Behavioral interview questions

These types of questions help you to assess whether the candidate will be a good fit for your team and workplace, and can be just as important as technical questions for identifying the best candidates. Some great behavioral questions for security pros include:

  • Describe a time you discovered a vulnerability in a company’s systems, and talk me through the steps you took to resolve the issue.
  • Tell me about a time you collaborated with a team to solve a security challenge.
  • If you discovered a major vulnerability or breach, what steps would you take to communicate that to leadership?
  • How do you prioritize tasks and manage your day-to-day workflow?
  • What are the steps to conduct a cybersecurity risk assessment, and when is it necessary?
  • What type of management style do you prefer to work under, and why?
  • When you’re leading a team, what type of management style do you use?
  • What type of security work do you find most engaging, and why?
  • What’s the difference between quantitative and qualitative analysis, and how would you use each in a risk assessment?
  • How do you stay informed about trends and developments in the industry?

Tips to hire and retain cybersecurity talent

Pay a competitive salary

With talent, as with so many things, you often get what you pay for. If you’re not willing to pay an experienced security analyst or engineer what they’re worth, someone else will. This starts with identifying just what is considered competitive for your role through salary benchmarking and other methods if you don’t know this already.

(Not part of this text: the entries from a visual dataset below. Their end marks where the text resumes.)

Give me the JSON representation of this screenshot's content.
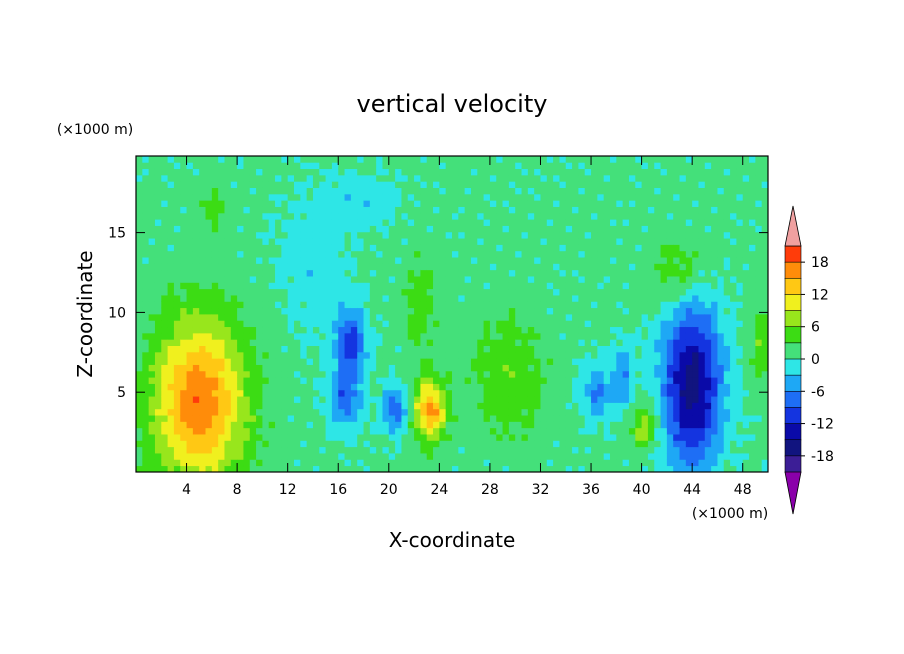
{
  "chart_data": {
    "type": "heatmap",
    "title": "vertical velocity",
    "xlabel": "X-coordinate",
    "ylabel": "Z-coordinate",
    "x_unit": "(×1000 m)",
    "y_unit": "(×1000 m)",
    "xlim": [
      0,
      50
    ],
    "ylim": [
      0,
      19.8
    ],
    "x_ticks": [
      4,
      8,
      12,
      16,
      20,
      24,
      28,
      32,
      36,
      40,
      44,
      48
    ],
    "y_ticks": [
      5,
      10,
      15
    ],
    "colorbar": {
      "levels": [
        -21,
        -18,
        -15,
        -12,
        -9,
        -6,
        -3,
        0,
        3,
        6,
        9,
        12,
        15,
        18,
        21
      ],
      "tick_labels": [
        "18",
        "12",
        "6",
        "0",
        "-6",
        "-12",
        "-18"
      ],
      "tick_values": [
        18,
        12,
        6,
        0,
        -6,
        -12,
        -18
      ],
      "colors": [
        "#8a00aa",
        "#3c1e96",
        "#11147f",
        "#0a0aa8",
        "#1434e0",
        "#1e6ef5",
        "#1ea8f5",
        "#2ee6e6",
        "#44e07a",
        "#3cdc14",
        "#98e61c",
        "#f0f01e",
        "#ffc814",
        "#ff8c0a",
        "#ff3c0a",
        "#f0a0a0"
      ]
    },
    "features": [
      {
        "x": 5,
        "z": 4.5,
        "rx": 4.6,
        "rz": 6.5,
        "w": 17,
        "note": "updraft"
      },
      {
        "x": 23.3,
        "z": 3.9,
        "rx": 1.6,
        "rz": 2.4,
        "w": 15
      },
      {
        "x": 40.2,
        "z": 2.8,
        "rx": 1.3,
        "rz": 1.7,
        "w": 8
      },
      {
        "x": 29.5,
        "z": 6.0,
        "rx": 3.6,
        "rz": 5.0,
        "w": 5
      },
      {
        "x": 22.5,
        "z": 10.5,
        "rx": 1.8,
        "rz": 4.2,
        "w": 4
      },
      {
        "x": 43,
        "z": 12.5,
        "rx": 3.0,
        "rz": 3.0,
        "w": 5
      },
      {
        "x": 6.0,
        "z": 16.5,
        "rx": 2.0,
        "rz": 2.0,
        "w": 3
      },
      {
        "x": 49.5,
        "z": 8.0,
        "rx": 1.2,
        "rz": 3.0,
        "w": 5
      },
      {
        "x": 44,
        "z": 5.5,
        "rx": 2.9,
        "rz": 6.5,
        "w": -17
      },
      {
        "x": 17,
        "z": 8.0,
        "rx": 1.5,
        "rz": 2.8,
        "w": -11
      },
      {
        "x": 16.5,
        "z": 4.5,
        "rx": 1.6,
        "rz": 2.2,
        "w": -8
      },
      {
        "x": 20.5,
        "z": 4.0,
        "rx": 1.2,
        "rz": 1.8,
        "w": -9
      },
      {
        "x": 36.5,
        "z": 5.0,
        "rx": 1.5,
        "rz": 2.0,
        "w": -7
      },
      {
        "x": 38.5,
        "z": 6.0,
        "rx": 1.0,
        "rz": 2.5,
        "w": -6
      },
      {
        "x": 14,
        "z": 13,
        "rx": 3.0,
        "rz": 5.0,
        "w": -3
      },
      {
        "x": 18,
        "z": 17,
        "rx": 3.0,
        "rz": 2.0,
        "w": -3
      }
    ]
  }
}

Write reasonable, accurate, and unbiased job descriptions

More qualifications for a job means fewer candidates are likely to meet them. This can discourage some applicants from even trying if they don’t think they stand a chance of being hired. The same is true of sexist, racist, or other biased language, even if it’s unintentional. Carefully consider each of your job requirements to make sure it’s actually necessary for your role, and review the language of every job description carefully to ensure it’s not turning off any potentially strong applicants.

Implement an employee referral program

Referred hires are more likely to be a good long-term fit than the average candidate. For one thing, your employees understand your workplace culture and business needs, and what kind of worker would be a great fit for them. Employees also know that the referred hire’s performance reflects on them, so most won’t knowingly refer someone who can’t thrive in the role.

Attend job fairs, conferences, and other networking events

Events hosted by organizations like (ISC)2 and the ISACA are an excellent place to connect with cybersecurity professionals at every stage of their career, including passive candidates as well as those actively looking for opportunities.

Invest in upskilling and reskilling for your current team

If you give current team members an easy way to learn the skills for cybersecurity roles, you won’t need to hire as many new professionals to close skill gaps in your organization. Supporting your security team’s ongoing education also enables them to grow with your company, improving retention. You don’t need to create these training programs from scratch, either. Instead, you can offer paid study time or fee reimbursement to encourage employees to take advantage of the wide variety of certification and training programs that already exist.

The bottom line on cybersecurity hiring

As companies across industries continue to expand their digital offerings for customers, as well as their use of remote workers and cloud-based systems, the need for professionals to keep all of the organization’s data and network secure. In other words, if you’re struggling to hire the right talent now, it’s not going to get any easier. Utilizing the tips and information in this article can help companies build the impactful security teams they need today so they’re ready to meet the needs of the business in the future.